Pertama saya mau jelaskan sedikit mengapa kami berkumpul di sini dari berbagai negara untuk sebuah pertemuan di Kupang dalam upaya menggumuli masalah perdagangan manusia secara bersama-sama, kemudian baru saya akan membahas teks alkitab yang baru saja kita baca dari kitab Keluaran dan Matius untuk mencari hikmat Tuhan guna menghadapi masalah-masalah yang kita alami.

Yang datang adalah mitra dari lembaga zending namanya Common Global Ministries Board. Ada sekitar 11 lembaga mitra. yang lain yang mengutus orang yang bekerja dalam masalah perdagangan manusia baik perdagangan untuk tenaga kerja maupun perdagangan sex yang juga menjadi masalah. Jadi semua yang berhimpun di sini menggumuli masalah itu. Sebagaimana anda tahu bahwa di GMIT ini sebuah masalah dan mungkin di jemaat ini juga ada orang yang sempat pergi ke Kalimantan atau Malaysia dan pulang dalam keadaan tidak terlalu sejahtera lagi. Itu yang kami gumuli.

Kami coba membahas mengapa masalah-masalah ini terjadi, mengapa orang pergi dan mengapa orang diperlakukan secara tidak manusiawi. Dan apakah hal ini harus digumuli oleh gereja ataukah gereja cukup beribadah dan tinggalkan masalah sosial untuk lembaga-lembaga lain. Kalau gereja mau melayani secara baik di antara umat, kita harus tahu apa yang mengganggu dan apa yang membuat umat Tuhan menderita. Misalnya, kita boleh bingung mengapa orang dari desa seperti di sini punya kebun, punya ubi, sapi, jagung, beras, dan segala sesuatu dari berkat Tuhan tapi toh orang masih mau pergi dan membawa diri ke tempat yang berbahaya dan pulang dengan sengsara. Mengapa? Dan kalau toh orang pergi bagaimana kita menjaga dan melindungi mereka menuntut jaminan yang baik dari lembaga-lembaga yang mengirim dan mempekerjakan mereka. Kalau kita tanya secara gamblang saja orang jawab, ya…kita butuh uang.

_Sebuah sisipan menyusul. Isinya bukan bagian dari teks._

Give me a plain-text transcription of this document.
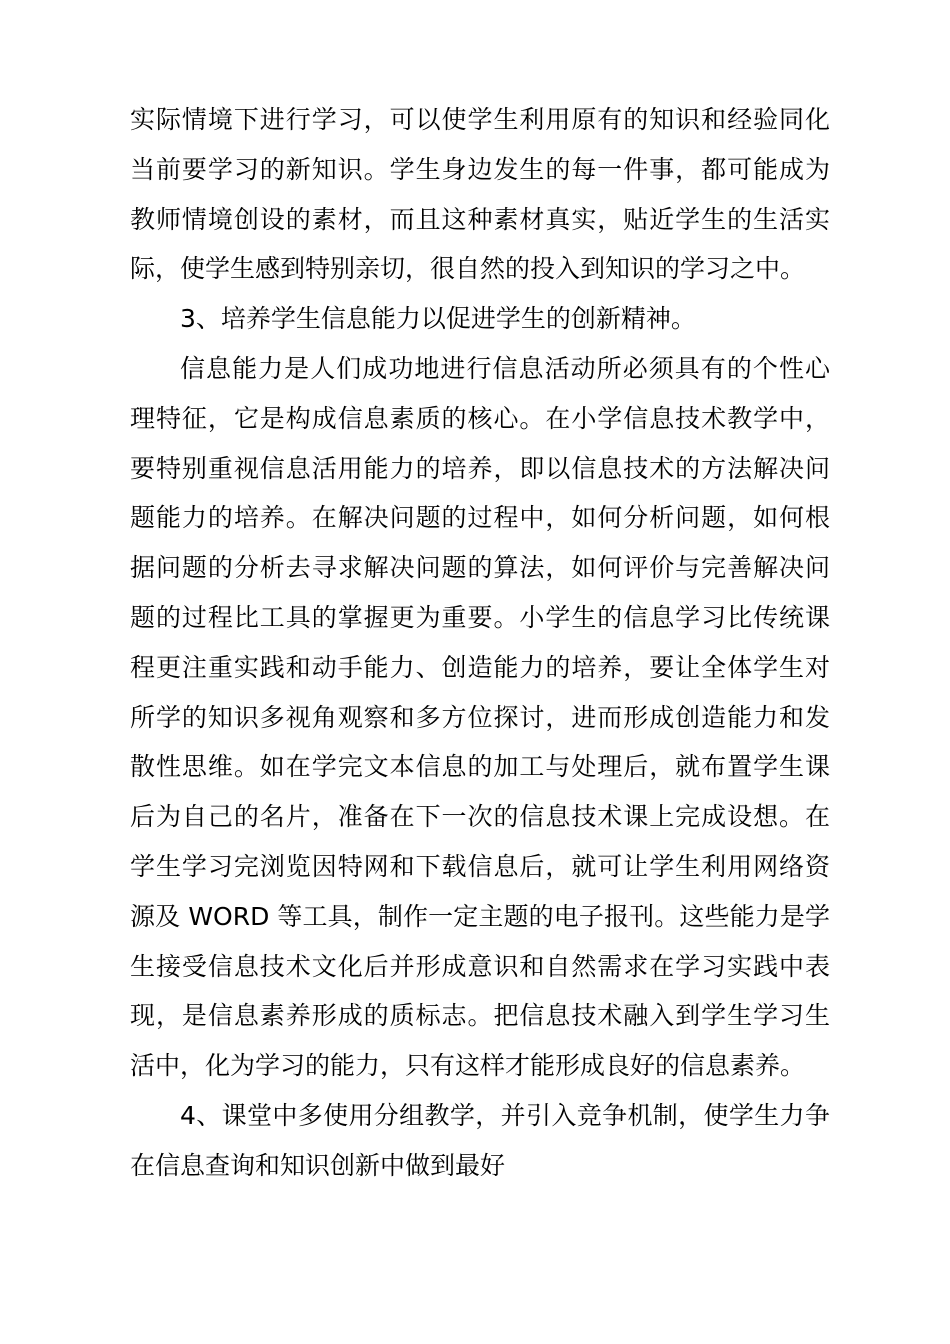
实际情境下进行学习，可以使学生利用原有的知识和经验同化
当前要学习的新知识。学生身边发生的每一件事，都可能成为
教师情境创设的素材，而且这种素材真实，贴近学生的生活实
际，使学生感到特别亲切，很自然的投入到知识的学习之中。
3、培养学生信息能力以促进学生的创新精神。
信息能力是人们成功地进行信息活动所必须具有的个性心
理特征，它是构成信息素质的核心。在小学信息技术教学中，
要特别重视信息活用能力的培养，即以信息技术的方法解决问
题能力的培养。在解决问题的过程中，如何分析问题，如何根
据问题的分析去寻求解决问题的算法，如何评价与完善解决问
题的过程比工具的掌握更为重要。小学生的信息学习比传统课
程更注重实践和动手能力、创造能力的培养，要让全体学生对
所学的知识多视角观察和多方位探讨，进而形成创造能力和发
散性思维。如在学完文本信息的加工与处理后，就布置学生课
后为自己的名片，准备在下一次的信息技术课上完成设想。在
学生学习完浏览因特网和下载信息后，就可让学生利用网络资
源及 WORD 等工具，制作一定主题的电子报刊。这些能力是学
生接受信息技术文化后并形成意识和自然需求在学习实践中表
现，是信息素养形成的质标志。把信息技术融入到学生学习生
活中，化为学习的能力，只有这样才能形成良好的信息素养。
4、课堂中多使用分组教学，并引入竞争机制，使学生力争
在信息查询和知识创新中做到最好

Kalau kita melihat jenis-jenis ekonomi yang ada, ada satu yang namanya ekonomi berbagi. Seperti dalam keluarga, kita saling berbagi antara yang punya kelebihan dan kekurangan. Ada juga yang namanya ekonomi pertukaran. Contoh, kalau kita ada sirih pinang lalu orang di pantai ada kelapa lantas kita butuh kelapa maka kita tukar sirih pinang dengan kelapa. Tetapi kalau ada uang, kita tidak perlu tukar sirih pinang, tidak perlu pikul bawa kelapa jauh-jauh, kita cukup punya uang dan beli. Itu namanya ekonomi keuangan. Ekonomi keuangan lahir dari ekonomi pertukaran. Dari pola seperti itu berkembang lagi menjadi sebuah ekonomi keuntungan. Jual-beli untuk kumpul keuntungan sebanyak-banyaknya.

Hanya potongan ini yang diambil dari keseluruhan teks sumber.